The group’s key research findings have transformed our understanding of twentieth-century internationalism, by showing that:

  1. There is no single model of international cooperation, but a history of overlapping and competing internationalisms built around an enormous range of political, cultural, religious and economic priorities. Appropriation of the term by Western liberal internationalists has obscured the histories of other versions developed by different political projects.
  2. This diversity of different internationalisms is powerfully brought into focus when attention is shifted away from the United States and Anglophone world, and instead to actors in supposed European borderlands or peripheries. Eastern and Southern Europe, in particular, served as laboratories for various internationalist projects before they were rolled out to other parts of the world.
  3. The two world wars have served as catalysts for international cooperation. Framing military crises as medical or public health emergencies stimulated the creation of international terminologies, procedures and organisations which subsequently stretched far beyond the public health field. Many of these continue to shape the world today.
  4. An actor-centred perspective that explores the history of internationalism from ‘the bottom up’ – through the perspectives of local and national actors, such as patients, children, refugees, soldiers and local officials – lays bare a complex set of motivations and agendas for international collaborations. This stands in stark contrast to the often more monolithic ‘top down’ views of internationalism by scholars of international diplomacy and international organisations that have dominated the scholarship to date.
  5. Failed international projects occupy important places in the history of internationalism and deserve to be studied in much greater depth than they currently are.
  6. Technical experts and expertise are central to the history of internationalism.
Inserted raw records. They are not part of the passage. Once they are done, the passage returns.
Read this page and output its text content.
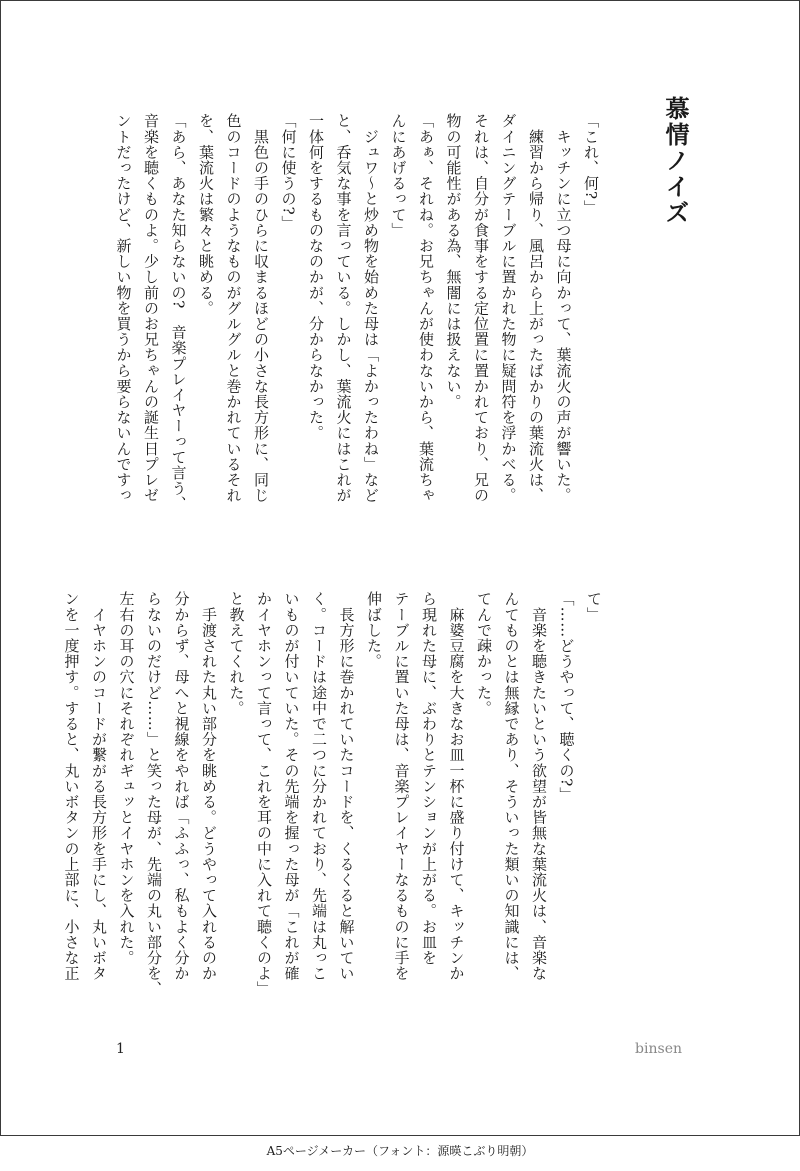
慕情ノイズ

「これ、何?」

　キッチンに立つ母に向かって、葉流火の声が響いた。

　練習から帰り、風呂から上がったばかりの葉流火は、

ダイニングテーブルに置かれた物に疑問符を浮かべる。

それは、自分が食事をする定位置に置かれており、兄の

物の可能性がある為、無闇には扱えない。

「あぁ、それね。お兄ちゃんが使わないから、葉流ちゃ

んにあげるって」

　ジュワ〜と炒め物を始めた母は「よかったわね」など

と、呑気な事を言っている。しかし、葉流火にはこれが

一体何をするものなのかが、分からなかった。

「何に使うの?」

　黒色の手のひらに収まるほどの小さな長方形に、同じ

色のコードのようなものがグルグルと巻かれているそれ

を、葉流火は繁々と眺める。

「あら、あなた知らないの?　音楽プレイヤーって言う、

音楽を聴くものよ。少し前のお兄ちゃんの誕生日プレゼ

ントだったけど、新しい物を買うから要らないんですっ

て」

「……どうやって、聴くの?」

　音楽を聴きたいという欲望が皆無な葉流火は、音楽な

んてものとは無縁であり、そういった類いの知識には、

てんで疎かった。

　麻婆豆腐を大きなお皿一杯に盛り付けて、キッチンか

ら現れた母に、ぶわりとテンションが上がる。お皿を

テーブルに置いた母は、音楽プレイヤーなるものに手を

伸ばした。

　長方形に巻かれていたコードを、くるくると解いてい

く。コードは途中で二つに分かれており、先端は丸っこ

いものが付いていた。その先端を握った母が「これが確

かイヤホンって言って、これを耳の中に入れて聴くのよ」

と教えてくれた。

　手渡された丸い部分を眺める。どうやって入れるのか

分からず、母へと視線をやれば「ふふっ、私もよく分か

らないのだけど……」と笑った母が、先端の丸い部分を、

左右の耳の穴にそれぞれギュッとイヤホンを入れた。

　イヤホンのコードが繋がる長方形を手にし、丸いボタ

ンを一度押す。すると、丸いボタンの上部に、小さな正

1	binsen
A5ページメーカー（フォント：源暎こぶり明朝）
Their efforts have defined the construction of international organisations, standards and networks, and reveal some of the persistent political, personal and professional tensions integral to all international projects.
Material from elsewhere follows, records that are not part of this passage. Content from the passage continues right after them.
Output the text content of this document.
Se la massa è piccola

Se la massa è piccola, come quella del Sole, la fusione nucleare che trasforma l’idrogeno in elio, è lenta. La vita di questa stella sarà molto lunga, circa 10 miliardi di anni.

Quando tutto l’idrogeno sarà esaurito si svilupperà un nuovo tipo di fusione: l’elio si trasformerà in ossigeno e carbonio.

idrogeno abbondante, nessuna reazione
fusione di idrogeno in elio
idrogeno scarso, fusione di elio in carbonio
Still from The Reluctant Internationalists film by the Wellcome Trust (27 November 2014)

The Team

From the start, a key aim of the project was to assemble a team of exceptional researchers with complementary areas of expertise. The research group was led by Dr Jessica Reinisch, and comprised four full-time researchers (Dr Ana Antic, Dr David Brydan, Dr Johanna Conterio and Dr Dora Vargha), along with seven visiting researchers (Dr Holly Case, Dr Friederike Kind-Kovacs, Dr Elidor Mehilli, Dr Brigid O’Keeffe, Dr Jessica Pearson, Dr Francesca Piana, and Dr Heidi Tworek) and a visiting PhD student (Dr Casey Hurrell). In 2016-2017, the group was completed by two public engagement fellows (the historian Esther Kim and the children’s author-illustrator Francesca Sanna), and a public engagement and events coordinator (Siobhan Morris).